Doch Kirkenes ist mehr als Krieg und Kreuzfahrttourismus. Die Stadt hat eine reiche gewerkschaftliche und politische Geschichte. 1906 wurde hier Nordens Klippe gegründet, eine Gewerkschaft von Bergbauarbeitern, die in der drittgrößten Eisenerzmine Europas schufteten. Die Mine wurde vom Unternehmen AS Sydvaranger geleitet, an dem von Anfang an deutsches Kapital beteiligt war. Nach dem Zweiten Weltkrieg ging das Unternehmen ins Staatseigentum über. 1996 wurde der Betrieb eingestellt, die norwegische Regierung erachtete die Mine als nicht mehr profitabel. Der spätere norwegische Ministerpräsident und NATO-Generalsekretär Jens Stoltenberg durfte in seiner damaligen Rolle als Wirtschaftsminister nach Kirkenes reisen, um die frohe Botschaft zu überbringen. In seiner 2016 erschienenen Autobiographie beschrieb er das als »schwierig«. Der Versuch eines australischen Unternehmens, die Mine ab 2009 wieder in Betrieb zu nehmen, endete 2015 im Konkurs. Momentan erwägt ein schwedisches Unternehmen, Grangex AB, sie wieder zu öffnen. Entschieden ist noch nichts.
Nordens Klippe
Nordens Klippe war eine der ersten und militantesten Gewerkschaften Norwegens.

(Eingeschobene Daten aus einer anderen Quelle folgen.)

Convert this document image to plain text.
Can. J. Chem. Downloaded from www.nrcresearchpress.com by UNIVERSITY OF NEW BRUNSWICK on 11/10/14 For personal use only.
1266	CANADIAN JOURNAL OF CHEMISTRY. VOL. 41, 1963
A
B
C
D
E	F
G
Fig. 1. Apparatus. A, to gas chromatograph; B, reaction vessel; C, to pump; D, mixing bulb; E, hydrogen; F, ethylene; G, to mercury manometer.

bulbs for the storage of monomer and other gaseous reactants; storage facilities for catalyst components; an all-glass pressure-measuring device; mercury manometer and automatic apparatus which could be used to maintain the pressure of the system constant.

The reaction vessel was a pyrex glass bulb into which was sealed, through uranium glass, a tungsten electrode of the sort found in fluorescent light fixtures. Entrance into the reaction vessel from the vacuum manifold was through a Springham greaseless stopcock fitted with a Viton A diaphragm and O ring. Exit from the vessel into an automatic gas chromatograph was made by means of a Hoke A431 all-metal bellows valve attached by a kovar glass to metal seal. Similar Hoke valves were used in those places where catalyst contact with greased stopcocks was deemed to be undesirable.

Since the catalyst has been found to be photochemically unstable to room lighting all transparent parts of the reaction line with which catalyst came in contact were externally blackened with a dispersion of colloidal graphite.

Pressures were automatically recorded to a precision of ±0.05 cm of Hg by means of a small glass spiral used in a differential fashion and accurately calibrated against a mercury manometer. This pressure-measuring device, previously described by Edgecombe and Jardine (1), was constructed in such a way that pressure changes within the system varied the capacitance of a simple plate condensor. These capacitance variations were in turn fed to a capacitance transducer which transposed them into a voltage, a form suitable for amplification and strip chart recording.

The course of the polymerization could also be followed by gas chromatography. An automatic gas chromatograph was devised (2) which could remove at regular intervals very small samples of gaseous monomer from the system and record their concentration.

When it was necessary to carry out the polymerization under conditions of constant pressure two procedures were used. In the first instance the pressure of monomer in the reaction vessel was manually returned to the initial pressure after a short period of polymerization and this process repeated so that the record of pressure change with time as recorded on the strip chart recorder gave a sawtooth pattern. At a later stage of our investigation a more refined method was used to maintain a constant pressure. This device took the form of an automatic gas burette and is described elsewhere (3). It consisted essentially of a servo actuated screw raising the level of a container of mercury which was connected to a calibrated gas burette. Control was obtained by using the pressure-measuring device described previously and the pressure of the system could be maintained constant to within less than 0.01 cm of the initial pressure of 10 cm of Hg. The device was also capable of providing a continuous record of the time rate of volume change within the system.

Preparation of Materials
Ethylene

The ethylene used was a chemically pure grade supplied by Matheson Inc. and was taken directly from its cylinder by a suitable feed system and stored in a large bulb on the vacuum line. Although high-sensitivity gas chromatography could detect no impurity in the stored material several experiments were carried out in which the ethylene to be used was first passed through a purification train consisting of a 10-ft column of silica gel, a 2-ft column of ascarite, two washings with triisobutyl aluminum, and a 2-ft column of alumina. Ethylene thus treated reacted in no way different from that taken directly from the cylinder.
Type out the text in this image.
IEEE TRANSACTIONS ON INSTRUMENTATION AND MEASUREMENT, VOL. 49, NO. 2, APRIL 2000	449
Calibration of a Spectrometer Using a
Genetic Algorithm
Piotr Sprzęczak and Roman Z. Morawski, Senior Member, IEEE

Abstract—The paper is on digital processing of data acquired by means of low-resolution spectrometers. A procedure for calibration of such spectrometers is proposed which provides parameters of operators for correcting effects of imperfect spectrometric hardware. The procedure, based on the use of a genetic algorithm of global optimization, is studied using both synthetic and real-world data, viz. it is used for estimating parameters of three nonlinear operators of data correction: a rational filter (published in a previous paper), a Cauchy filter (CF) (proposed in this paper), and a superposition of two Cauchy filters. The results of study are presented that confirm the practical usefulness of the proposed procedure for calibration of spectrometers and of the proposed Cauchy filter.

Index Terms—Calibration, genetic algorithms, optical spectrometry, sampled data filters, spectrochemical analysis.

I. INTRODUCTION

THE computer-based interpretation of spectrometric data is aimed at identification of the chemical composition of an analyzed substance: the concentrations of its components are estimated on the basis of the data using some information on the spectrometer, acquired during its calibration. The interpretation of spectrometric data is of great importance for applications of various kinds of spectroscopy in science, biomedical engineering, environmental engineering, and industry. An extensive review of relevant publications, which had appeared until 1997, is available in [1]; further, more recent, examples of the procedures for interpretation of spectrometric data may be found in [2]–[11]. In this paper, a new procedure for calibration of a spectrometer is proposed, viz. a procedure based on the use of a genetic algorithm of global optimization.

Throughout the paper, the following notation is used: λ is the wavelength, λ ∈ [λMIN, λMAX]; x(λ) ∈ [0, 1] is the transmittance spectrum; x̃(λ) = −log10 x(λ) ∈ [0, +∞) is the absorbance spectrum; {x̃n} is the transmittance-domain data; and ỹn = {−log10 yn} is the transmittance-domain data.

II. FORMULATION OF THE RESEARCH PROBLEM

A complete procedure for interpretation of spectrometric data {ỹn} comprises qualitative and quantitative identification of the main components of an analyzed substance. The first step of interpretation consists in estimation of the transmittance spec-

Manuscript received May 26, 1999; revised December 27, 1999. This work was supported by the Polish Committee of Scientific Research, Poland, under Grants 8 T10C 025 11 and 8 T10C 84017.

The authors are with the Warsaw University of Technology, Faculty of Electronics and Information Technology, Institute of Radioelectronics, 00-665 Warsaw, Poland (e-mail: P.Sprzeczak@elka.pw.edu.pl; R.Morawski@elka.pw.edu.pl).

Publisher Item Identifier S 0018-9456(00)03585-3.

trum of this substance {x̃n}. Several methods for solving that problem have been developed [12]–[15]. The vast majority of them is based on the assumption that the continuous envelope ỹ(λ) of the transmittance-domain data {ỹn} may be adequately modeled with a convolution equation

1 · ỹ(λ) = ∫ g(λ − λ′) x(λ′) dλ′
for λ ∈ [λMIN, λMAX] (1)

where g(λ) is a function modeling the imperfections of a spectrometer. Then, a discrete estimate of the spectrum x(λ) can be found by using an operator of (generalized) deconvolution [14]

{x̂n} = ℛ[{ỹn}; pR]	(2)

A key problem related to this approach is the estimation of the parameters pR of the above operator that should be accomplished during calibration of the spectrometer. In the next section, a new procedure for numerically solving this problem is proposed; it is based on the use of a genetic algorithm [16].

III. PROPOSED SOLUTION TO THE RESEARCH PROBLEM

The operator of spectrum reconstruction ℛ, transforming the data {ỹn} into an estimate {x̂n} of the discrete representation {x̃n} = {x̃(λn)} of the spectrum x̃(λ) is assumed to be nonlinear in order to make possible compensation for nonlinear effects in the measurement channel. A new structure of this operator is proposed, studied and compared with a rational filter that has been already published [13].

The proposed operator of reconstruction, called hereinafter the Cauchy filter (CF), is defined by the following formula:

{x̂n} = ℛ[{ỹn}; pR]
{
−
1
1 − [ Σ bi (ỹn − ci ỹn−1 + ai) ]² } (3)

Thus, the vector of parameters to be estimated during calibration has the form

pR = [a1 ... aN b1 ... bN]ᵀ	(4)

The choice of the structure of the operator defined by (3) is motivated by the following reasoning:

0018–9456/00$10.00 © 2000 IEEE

In dieser Rolle wurde sie bald auch zu einer der bekanntesten. Als sich 1923 die Kommunistische Partei Norwegens gründete, fanden viele ihrer Mitglieder dort eine politische Heimat. Immer wieder organisierten sie Arbeitskämpfe. Unterstützt wurden die Gewerkschafter unter anderem von der Schriftstellerin und Fotografin Ellisif Wessel, die in Kirkenes lebte. Wessel arbeitete als Sekretärin und Schatzmeisterin für die Gewerkschaft.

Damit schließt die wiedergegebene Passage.